In drone news this week:
• The Washington Post reported that Ben Emmerson, U.N. special rapporteur on counterterrorism and human rights, and Christof Heyns, U.N. special rapporteur on extrajudicial, summary or arbitrary executions, will investigate the use of drone attacks and other targeted assassinations by the U.S. and other governments. According to Emmerson, “I will be launching an investigation unit within the special procedures of the [U.N.] Human Rights Council to inquire into individual drone attacks, and other forms of targeted killings conducted in counterterrorism operations, in which it has been alleged that civilian casualties have been inflicted.”
•Sixteen people from the Upstate Coalition to Ground the Drones and End the Wars were arrested Thursday while blocking gates at the New York National Guard’s Hancock Field near Syracuse. The Syracuse Post-Standard reported that “The protesters believe that such operations are wrong and use the protests and arrests as a way to educate the public about the issue, said Ellen Grady, a protester from Ithaca.”

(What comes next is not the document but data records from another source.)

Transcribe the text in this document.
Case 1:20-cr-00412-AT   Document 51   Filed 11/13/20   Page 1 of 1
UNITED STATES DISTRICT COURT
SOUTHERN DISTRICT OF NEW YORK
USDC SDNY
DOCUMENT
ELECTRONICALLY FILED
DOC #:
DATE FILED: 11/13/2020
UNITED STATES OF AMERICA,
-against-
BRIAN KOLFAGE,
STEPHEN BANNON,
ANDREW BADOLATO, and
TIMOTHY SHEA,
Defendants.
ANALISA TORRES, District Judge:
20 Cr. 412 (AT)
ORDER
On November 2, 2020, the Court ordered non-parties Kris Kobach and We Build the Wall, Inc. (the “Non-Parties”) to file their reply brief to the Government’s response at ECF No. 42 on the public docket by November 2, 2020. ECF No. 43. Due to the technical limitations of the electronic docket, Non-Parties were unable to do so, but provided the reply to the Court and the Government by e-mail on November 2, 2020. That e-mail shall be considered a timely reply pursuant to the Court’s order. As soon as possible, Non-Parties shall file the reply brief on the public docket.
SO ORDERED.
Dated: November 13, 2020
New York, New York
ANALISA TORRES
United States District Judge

•The British High Court is hearing a case brought by Pakistani Noor Khan, whose father was killed in a suspected drone attack. According to the BBC, “Judges are deciding whether there should be a full judicial review into the legality of any UK co-operation with the Central Intelligence Agency.” In the same case, the Washington Post reported that James Eadie, lawyer for Britain’s Foreign Office, told the Court, “Ties between Britain, the U.S. and Pakistan could be jeopardized if a judge grants a request for a court inquiry into the possible role of U.K. spy agencies in aiding covert CIA drone strikes in Pakistan’s northwest tribal region…”
• In Pakistan, DAWN reports that a two-member panel of the Peshawar High Court has served notice on former president Pervez Musharraf to appear before the court. The Court is hearng a petition that has been filed against drone attacks in the Federally Administered Tribal Areas (FATA), in particular the killing of innocent people including women and children.
• On Slate’s Map of the Week, a map showing the location of the 284 drone attacks reported in Pakistan under the Obama administration.